Hatim shows me handwritten records indicating the graves of Arlington farmers George Crossman and wife Nellie, explaining also that his father Isaac Crossman (namesake of a Falls Church park) died in 1900 at 76 of cancer of the stomach.
She helped me find the grave of Harry A. Fellows (1866-1943), mayor of Falls Church as well as the first chair of the Arlington County Board.
“Not everybody gets a headstone, and some stones fall apart,” Hatim reminded me. Not all make it on the online site “Find a Grave.”
She (with groundskeeper Luis Hernandez) helped manage the recent burials of Falls Church denizens such as Sheriff Stephen Bittle and civic activists Barbara Cram and Jerome Blystone.
The cemetery is “nearly full,” Hatim tells me, with most remaining space on the eastern patch closest to Eden Center. Soon Oakwood will be pure history.
The county board announced plans to vote July 17 to remove Robert E’s name from Lee Highway and rename it Langston Blvd.
That tribute to the freedman abolitionist, attorney, Congressman and education reformer (for whom a once-segregated school in Hall’s Hill is already named) will cost the government about $300,000, according to a staff report.
That doesn’t include private expenses (business cards, maps, directories).
Is this change of habit worth it? Amortizing the cost of justice over centuries of history, I’d say yes.
Another vestige of the Confederacy in Arlington also bit the dust.

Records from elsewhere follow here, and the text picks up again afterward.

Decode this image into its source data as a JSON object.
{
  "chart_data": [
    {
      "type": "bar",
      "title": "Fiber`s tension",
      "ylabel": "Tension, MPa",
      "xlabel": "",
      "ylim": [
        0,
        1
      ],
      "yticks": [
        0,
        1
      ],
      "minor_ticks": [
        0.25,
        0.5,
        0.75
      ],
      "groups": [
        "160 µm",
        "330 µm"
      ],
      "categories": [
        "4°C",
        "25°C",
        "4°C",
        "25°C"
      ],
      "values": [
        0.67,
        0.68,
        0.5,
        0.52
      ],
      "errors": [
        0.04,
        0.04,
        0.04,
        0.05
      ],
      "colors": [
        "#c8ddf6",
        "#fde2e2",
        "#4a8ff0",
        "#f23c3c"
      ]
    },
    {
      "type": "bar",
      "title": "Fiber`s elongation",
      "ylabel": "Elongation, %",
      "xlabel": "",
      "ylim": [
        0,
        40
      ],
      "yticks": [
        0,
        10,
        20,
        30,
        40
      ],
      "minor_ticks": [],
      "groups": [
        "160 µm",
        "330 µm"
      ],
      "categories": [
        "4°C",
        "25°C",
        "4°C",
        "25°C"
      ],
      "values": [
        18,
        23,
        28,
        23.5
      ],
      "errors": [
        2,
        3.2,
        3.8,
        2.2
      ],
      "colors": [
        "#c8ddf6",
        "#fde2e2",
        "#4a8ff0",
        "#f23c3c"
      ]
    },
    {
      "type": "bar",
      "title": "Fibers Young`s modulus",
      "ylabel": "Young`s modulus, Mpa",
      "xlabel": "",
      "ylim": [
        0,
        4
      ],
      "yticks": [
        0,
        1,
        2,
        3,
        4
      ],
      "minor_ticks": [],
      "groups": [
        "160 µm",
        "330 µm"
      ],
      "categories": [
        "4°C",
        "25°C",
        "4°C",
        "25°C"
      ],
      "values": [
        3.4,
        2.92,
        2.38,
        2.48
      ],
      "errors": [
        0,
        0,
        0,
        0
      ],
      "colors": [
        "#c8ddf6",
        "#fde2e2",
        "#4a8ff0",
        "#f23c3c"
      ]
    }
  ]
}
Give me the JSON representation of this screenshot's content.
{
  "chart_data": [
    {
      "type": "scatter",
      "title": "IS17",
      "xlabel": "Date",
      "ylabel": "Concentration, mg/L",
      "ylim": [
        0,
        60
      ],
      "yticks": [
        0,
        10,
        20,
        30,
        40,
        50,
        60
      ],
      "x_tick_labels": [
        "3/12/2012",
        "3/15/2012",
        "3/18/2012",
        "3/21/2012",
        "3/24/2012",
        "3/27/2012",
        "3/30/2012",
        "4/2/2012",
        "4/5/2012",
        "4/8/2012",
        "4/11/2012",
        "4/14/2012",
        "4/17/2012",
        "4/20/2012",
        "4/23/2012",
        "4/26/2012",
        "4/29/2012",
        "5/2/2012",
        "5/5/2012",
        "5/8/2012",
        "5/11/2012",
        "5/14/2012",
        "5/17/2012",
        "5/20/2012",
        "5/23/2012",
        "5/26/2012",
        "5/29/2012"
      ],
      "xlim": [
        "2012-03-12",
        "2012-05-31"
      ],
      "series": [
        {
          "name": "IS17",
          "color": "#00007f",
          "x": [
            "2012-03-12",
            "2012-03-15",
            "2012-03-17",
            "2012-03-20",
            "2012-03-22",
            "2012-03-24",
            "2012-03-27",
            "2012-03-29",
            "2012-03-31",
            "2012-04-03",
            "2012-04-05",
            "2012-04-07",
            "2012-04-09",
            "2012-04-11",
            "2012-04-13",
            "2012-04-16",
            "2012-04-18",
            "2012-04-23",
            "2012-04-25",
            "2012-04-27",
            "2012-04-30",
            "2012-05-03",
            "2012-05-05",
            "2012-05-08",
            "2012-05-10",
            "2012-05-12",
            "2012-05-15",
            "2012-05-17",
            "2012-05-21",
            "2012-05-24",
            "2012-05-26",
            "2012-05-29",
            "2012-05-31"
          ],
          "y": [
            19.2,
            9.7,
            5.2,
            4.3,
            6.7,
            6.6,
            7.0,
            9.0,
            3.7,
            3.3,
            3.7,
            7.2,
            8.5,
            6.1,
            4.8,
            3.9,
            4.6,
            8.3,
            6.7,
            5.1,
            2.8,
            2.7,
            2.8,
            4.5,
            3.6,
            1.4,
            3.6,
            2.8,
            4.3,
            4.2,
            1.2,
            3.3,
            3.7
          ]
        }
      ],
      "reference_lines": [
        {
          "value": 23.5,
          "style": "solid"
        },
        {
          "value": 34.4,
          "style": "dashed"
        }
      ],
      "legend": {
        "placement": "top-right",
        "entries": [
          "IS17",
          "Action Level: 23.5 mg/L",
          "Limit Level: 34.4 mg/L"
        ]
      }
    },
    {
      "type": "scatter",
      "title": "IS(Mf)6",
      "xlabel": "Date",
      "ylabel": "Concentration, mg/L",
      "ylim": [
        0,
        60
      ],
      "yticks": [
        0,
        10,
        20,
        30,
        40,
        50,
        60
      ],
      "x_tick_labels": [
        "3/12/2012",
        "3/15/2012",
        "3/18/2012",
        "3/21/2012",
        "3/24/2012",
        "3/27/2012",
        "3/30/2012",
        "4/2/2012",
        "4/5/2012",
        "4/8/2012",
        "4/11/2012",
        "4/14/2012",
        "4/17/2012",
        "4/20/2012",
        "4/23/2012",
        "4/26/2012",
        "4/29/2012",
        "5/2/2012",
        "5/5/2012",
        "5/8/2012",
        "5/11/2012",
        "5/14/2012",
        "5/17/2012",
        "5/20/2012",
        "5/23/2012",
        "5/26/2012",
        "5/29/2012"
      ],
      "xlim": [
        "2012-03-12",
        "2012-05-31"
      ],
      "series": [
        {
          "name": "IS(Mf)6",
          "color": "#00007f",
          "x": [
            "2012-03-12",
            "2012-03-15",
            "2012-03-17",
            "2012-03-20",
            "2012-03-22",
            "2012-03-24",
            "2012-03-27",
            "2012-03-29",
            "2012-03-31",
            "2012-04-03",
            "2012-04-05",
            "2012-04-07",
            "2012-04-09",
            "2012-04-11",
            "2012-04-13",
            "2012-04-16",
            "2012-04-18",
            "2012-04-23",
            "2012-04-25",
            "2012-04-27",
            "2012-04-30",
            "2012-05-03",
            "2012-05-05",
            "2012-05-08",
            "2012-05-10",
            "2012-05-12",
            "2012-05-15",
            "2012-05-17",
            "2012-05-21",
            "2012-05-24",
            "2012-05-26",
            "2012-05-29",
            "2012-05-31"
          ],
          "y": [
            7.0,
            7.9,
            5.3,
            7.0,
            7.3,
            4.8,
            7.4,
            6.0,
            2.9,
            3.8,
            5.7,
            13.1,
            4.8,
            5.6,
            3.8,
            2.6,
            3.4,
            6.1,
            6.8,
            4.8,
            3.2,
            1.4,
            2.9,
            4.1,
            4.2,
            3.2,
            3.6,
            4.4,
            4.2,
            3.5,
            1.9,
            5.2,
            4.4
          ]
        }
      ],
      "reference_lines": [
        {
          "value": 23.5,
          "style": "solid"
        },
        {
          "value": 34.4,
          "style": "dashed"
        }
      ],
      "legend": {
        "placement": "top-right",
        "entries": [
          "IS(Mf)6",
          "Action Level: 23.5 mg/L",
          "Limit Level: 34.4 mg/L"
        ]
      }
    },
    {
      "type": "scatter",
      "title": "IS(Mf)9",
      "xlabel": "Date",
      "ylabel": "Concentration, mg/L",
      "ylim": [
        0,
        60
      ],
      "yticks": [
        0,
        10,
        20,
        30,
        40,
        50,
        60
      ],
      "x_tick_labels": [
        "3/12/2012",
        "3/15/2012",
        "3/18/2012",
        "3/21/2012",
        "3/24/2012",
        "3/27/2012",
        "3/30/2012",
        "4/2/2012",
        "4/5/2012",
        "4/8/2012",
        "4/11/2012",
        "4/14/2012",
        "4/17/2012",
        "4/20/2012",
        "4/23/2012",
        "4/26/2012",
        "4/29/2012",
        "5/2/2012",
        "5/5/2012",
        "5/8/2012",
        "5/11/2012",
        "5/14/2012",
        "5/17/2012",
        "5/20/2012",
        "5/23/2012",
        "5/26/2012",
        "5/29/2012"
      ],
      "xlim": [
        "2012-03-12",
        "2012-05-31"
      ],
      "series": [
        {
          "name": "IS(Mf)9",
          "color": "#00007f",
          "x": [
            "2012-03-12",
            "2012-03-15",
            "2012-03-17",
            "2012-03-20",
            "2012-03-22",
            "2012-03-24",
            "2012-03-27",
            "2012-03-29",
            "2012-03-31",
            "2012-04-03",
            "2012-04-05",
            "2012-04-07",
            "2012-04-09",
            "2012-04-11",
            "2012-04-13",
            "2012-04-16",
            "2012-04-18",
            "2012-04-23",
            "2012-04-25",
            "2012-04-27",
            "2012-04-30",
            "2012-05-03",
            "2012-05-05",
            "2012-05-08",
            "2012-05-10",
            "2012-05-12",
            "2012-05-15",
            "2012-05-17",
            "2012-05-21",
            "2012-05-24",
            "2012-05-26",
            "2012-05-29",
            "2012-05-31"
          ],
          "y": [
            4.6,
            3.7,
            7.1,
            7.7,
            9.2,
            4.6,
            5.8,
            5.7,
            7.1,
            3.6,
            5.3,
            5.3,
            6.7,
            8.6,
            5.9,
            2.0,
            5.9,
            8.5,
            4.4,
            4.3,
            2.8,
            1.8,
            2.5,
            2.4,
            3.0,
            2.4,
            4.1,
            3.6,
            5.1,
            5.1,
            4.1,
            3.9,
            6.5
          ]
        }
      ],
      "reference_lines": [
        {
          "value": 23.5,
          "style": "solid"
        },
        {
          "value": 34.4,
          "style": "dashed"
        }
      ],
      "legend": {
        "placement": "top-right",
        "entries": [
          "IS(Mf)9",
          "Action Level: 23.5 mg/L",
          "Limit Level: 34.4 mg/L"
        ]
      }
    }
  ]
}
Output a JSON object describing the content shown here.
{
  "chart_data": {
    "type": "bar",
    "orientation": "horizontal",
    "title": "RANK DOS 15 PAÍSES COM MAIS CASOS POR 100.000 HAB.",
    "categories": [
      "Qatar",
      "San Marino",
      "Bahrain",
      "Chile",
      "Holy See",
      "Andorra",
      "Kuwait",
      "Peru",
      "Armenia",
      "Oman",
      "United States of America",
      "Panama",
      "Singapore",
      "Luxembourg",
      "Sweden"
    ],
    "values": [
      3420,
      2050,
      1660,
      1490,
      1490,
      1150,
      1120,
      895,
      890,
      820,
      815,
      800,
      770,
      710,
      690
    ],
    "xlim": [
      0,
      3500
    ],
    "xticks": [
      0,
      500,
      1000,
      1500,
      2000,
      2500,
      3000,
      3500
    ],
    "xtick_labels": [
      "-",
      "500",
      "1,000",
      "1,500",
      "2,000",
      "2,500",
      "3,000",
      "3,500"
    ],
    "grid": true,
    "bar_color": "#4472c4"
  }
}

In late June, the new climbing wall opens at the Upton Hill Regional Park.
The construction — which included the controversial cutting of trees to add parking — also eliminated long-standing Civil War “Quaker cannon” replicas installed years ago by Boy Scouts. Quaker cannon were simply logs painted brown to fool distant Union troops.
In fact, historians say, such devices were used nearby at Munson Hill, but not at the fort at Upton.